Employee Achievement Awards

Before the enactment of the TCJA, an employer could deduct up to $400 for the cost of an “employee achievement award” given annually to an employee. IRS regulations define “employee achievement award” to include length-of-service awards, safety awards, and awards given during meaningful presentations.

Under the TCJA, achievement awards of tangible personal property may still be treated as deductible by the employer. However, what constitutes “tangible personal property” is now defined to exclude cash, cash equivalents, gift cards, gift coupons or gift certificates (other than arrangements conferring only the right to select and receive tangible personal property from a limited array of such items preselected or preapproved by the employer), vacations, meals, lodging, tickets to theater or sporting events, stocks, bonds, other securities, and similar items.

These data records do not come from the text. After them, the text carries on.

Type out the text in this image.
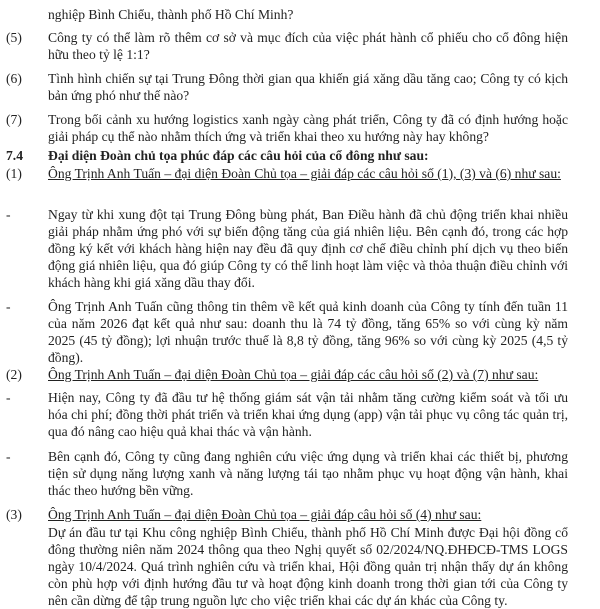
nghiệp Bình Chiểu, thành phố Hồ Chí Minh?
(5)	Công ty có thể làm rõ thêm cơ sở và mục đích của việc phát hành cổ phiếu cho cổ đông hiện hữu theo tỷ lệ 1:1?
(6)	Tình hình chiến sự tại Trung Đông thời gian qua khiến giá xăng dầu tăng cao; Công ty có kịch bản ứng phó như thế nào?
(7)	Trong bối cảnh xu hướng logistics xanh ngày càng phát triển, Công ty đã có định hướng hoặc giải pháp cụ thể nào nhằm thích ứng và triển khai theo xu hướng này hay không?
7.4	Đại diện Đoàn chủ tọa phúc đáp các câu hỏi của cổ đông như sau:
(1)	Ông Trịnh Anh Tuấn – đại diện Đoàn Chủ tọa – giải đáp các câu hỏi số (1), (3) và (6) như sau:
-	Ngay từ khi xung đột tại Trung Đông bùng phát, Ban Điều hành đã chủ động triển khai nhiều giải pháp nhằm ứng phó với sự biến động tăng của giá nhiên liệu. Bên cạnh đó, trong các hợp đồng ký kết với khách hàng hiện nay đều đã quy định cơ chế điều chỉnh phí dịch vụ theo biến động giá nhiên liệu, qua đó giúp Công ty có thể linh hoạt làm việc và thỏa thuận điều chỉnh với khách hàng khi giá xăng dầu thay đổi.
-	Ông Trịnh Anh Tuấn cũng thông tin thêm về kết quả kinh doanh của Công ty tính đến tuần 11 của năm 2026 đạt kết quả như sau: doanh thu là 74 tỷ đồng, tăng 65% so với cùng kỳ năm 2025 (45 tỷ đồng); lợi nhuận trước thuế là 8,8 tỷ đồng, tăng 96% so với cùng kỳ 2025 (4,5 tỷ đồng).
(2)	Ông Trịnh Anh Tuấn – đại diện Đoàn Chủ tọa – giải đáp các câu hỏi số (2) và (7) như sau:
-	Hiện nay, Công ty đã đầu tư hệ thống giám sát vận tải nhằm tăng cường kiểm soát và tối ưu hóa chi phí; đồng thời phát triển và triển khai ứng dụng (app) vận tải phục vụ công tác quản trị, qua đó nâng cao hiệu quả khai thác và vận hành.
-	Bên cạnh đó, Công ty cũng đang nghiên cứu việc ứng dụng và triển khai các thiết bị, phương tiện sử dụng năng lượng xanh và năng lượng tái tạo nhằm phục vụ hoạt động vận hành, khai thác theo hướng bền vững.
(3)	Ông Trịnh Anh Tuấn – đại diện Đoàn Chủ tọa – giải đáp câu hỏi số (4) như sau:
Dự án đầu tư tại Khu công nghiệp Bình Chiểu, thành phố Hồ Chí Minh được Đại hội đồng cổ đông thường niên năm 2024 thông qua theo Nghị quyết số 02/2024/NQ.ĐHĐCĐ-TMS LOGS ngày 10/4/2024. Quá trình nghiên cứu và triển khai, Hội đồng quản trị nhận thấy dự án không còn phù hợp với định hướng đầu tư và hoạt động kinh doanh trong thời gian tới của Công ty nên cần dừng để tập trung nguồn lực cho việc triển khai các dự án khác của Công ty.
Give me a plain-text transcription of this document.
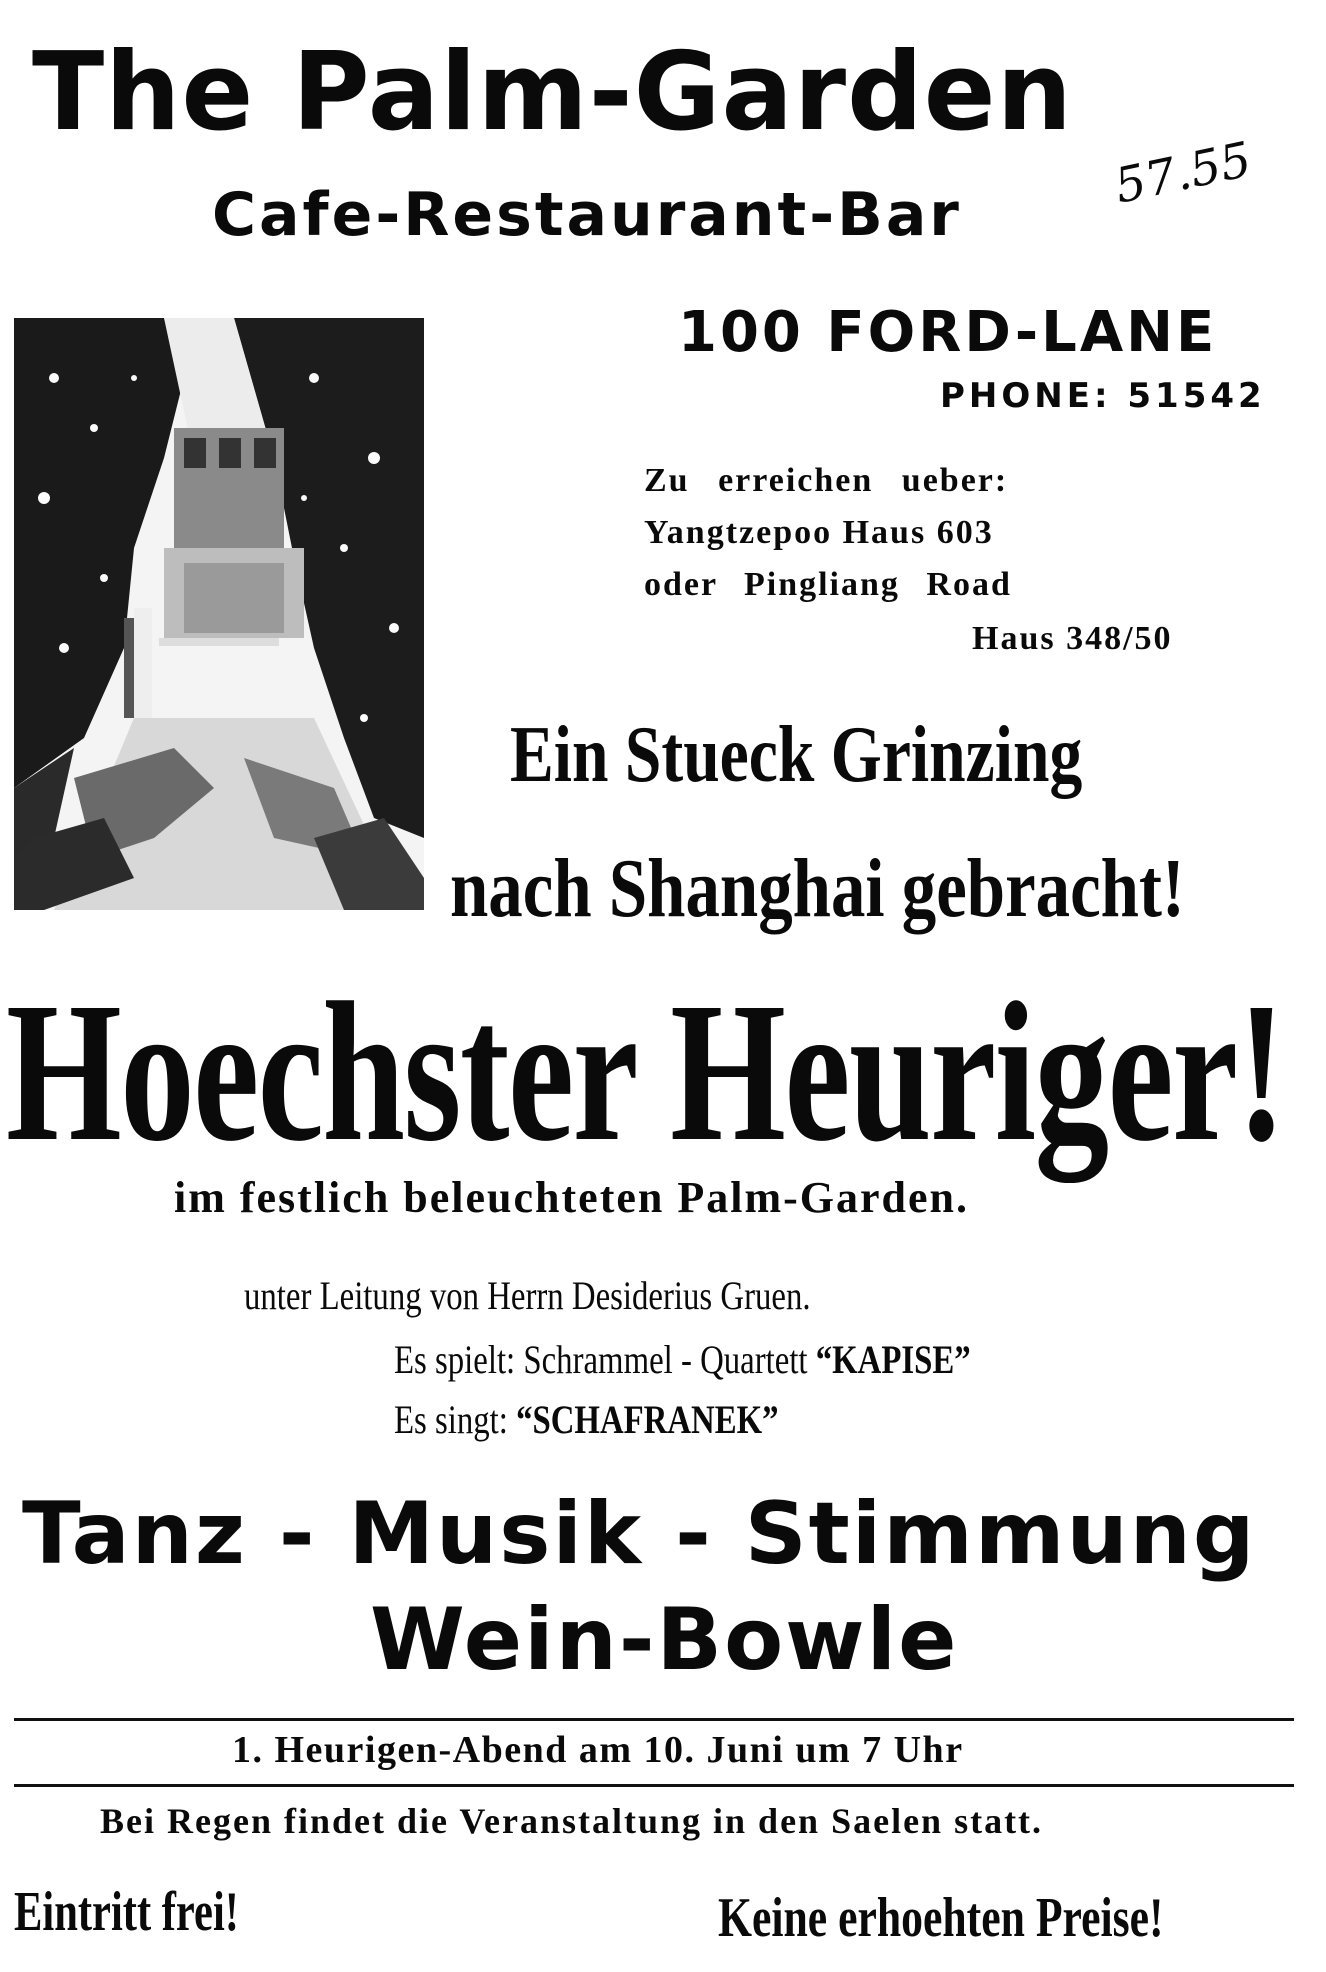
The Palm-Garden
Cafe-Restaurant-Bar
57.55
100 FORD-LANE
PHONE: 51542
Zu erreichen ueber:
Yangtzepoo Haus 603
oder Pingliang Road
Haus 348/50
Ein Stueck Grinzing
nach Shanghai gebracht!
Hoechster Heuriger!
im festlich beleuchteten Palm-Garden.
unter Leitung von Herrn Desiderius Gruen.
Es spielt: Schrammel - Quartett “KAPISE”
Es singt: “SCHAFRANEK”
Tanz - Musik - Stimmung
Wein-Bowle
1. Heurigen-Abend am 10. Juni um 7 Uhr
Bei Regen findet die Veranstaltung in den Saelen statt.
Eintritt frei!	Keine erhoehten Preise!
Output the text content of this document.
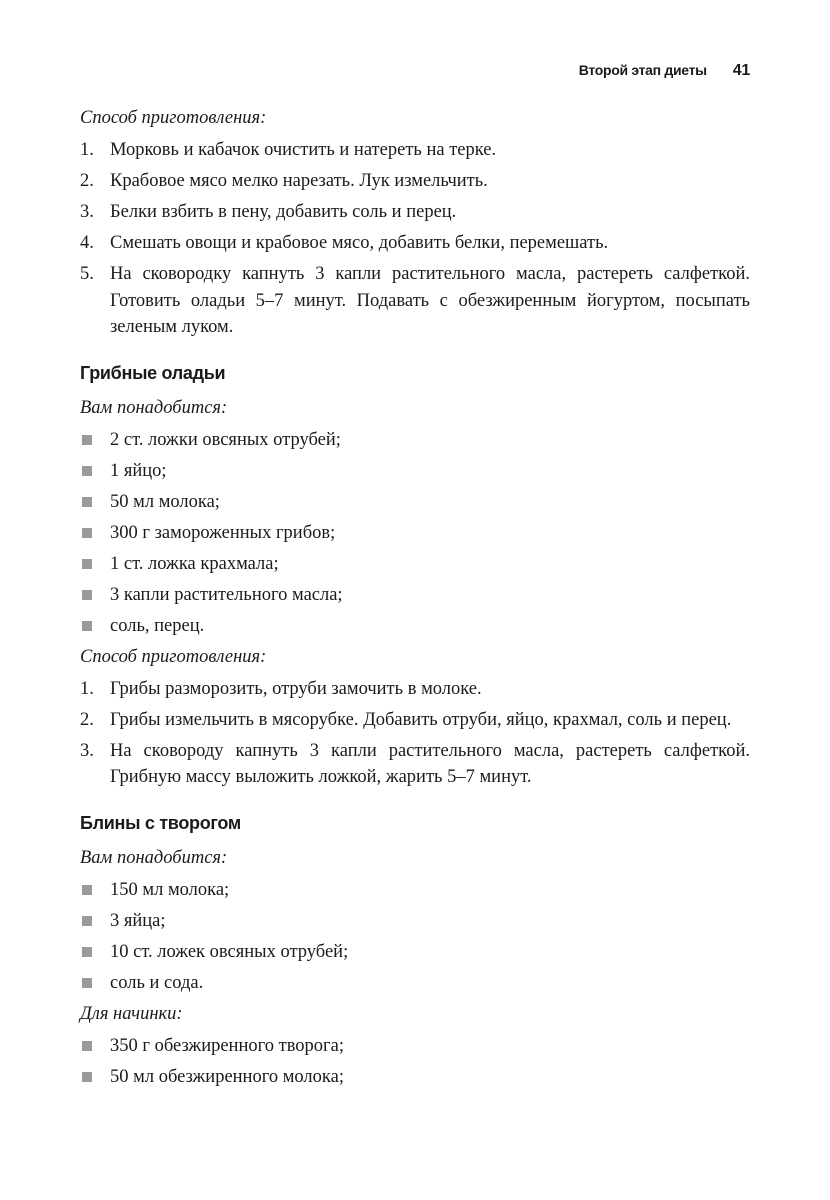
Второй этап диеты 41

Способ приготовления:

1. Морковь и кабачок очистить и натереть на терке.
2. Крабовое мясо мелко нарезать. Лук измельчить.
3. Белки взбить в пену, добавить соль и перец.
4. Смешать овощи и крабовое мясо, добавить белки, перемешать.
5. На сковородку капнуть 3 капли растительного масла, растереть салфеткой. Готовить оладьи 5–7 минут. Подавать с обезжиренным йогуртом, посыпать зеленым луком.
Грибные оладьи

Вам понадобится:

2 ст. ложки овсяных отрубей;
1 яйцо;
50 мл молока;
300 г замороженных грибов;
1 ст. ложка крахмала;
3 капли растительного масла;
соль, перец.

Способ приготовления:

1. Грибы разморозить, отруби замочить в молоке.
2. Грибы измельчить в мясорубке. Добавить отруби, яйцо, крахмал, соль и перец.
3. На сковороду капнуть 3 капли растительного масла, растереть салфеткой. Грибную массу выложить ложкой, жарить 5–7 минут.
Блины с творогом

Вам понадобится:

150 мл молока;
3 яйца;
10 ст. ложек овсяных отрубей;
соль и сода.

Для начинки:

350 г обезжиренного творога;
50 мл обезжиренного молока;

Employee Moving Expenses and On-Site Athletic Facilities

The TCJA suspends the deduction for employee moving expenses paid for or reimbursed by the employer from 2018 through 2025. There’s an exception for active-duty members of the armed forces. Moving expenses were once a common perk for transferring executives, but this provision of the Act may end such relocation incentives.

The TCJA also eliminates deductions for on-premises athletic facilities, requiring employers to pay unrelated business income tax for providing this fringe benefit.

Bottom Line

Most employers likely will not be surprised by what’s in the TCJA since it has been widely covered by the media. However, several proposed provisions didn’t make it into the Act, and others that weren’t as widely covered appear in the final version.

Consequently, you would be well-advised to meet with trusted legal and tax advisers to review the implications on your business practices and amend your policies and plan documents to reflect any changes that may be precipitated by the TCJA’s passage.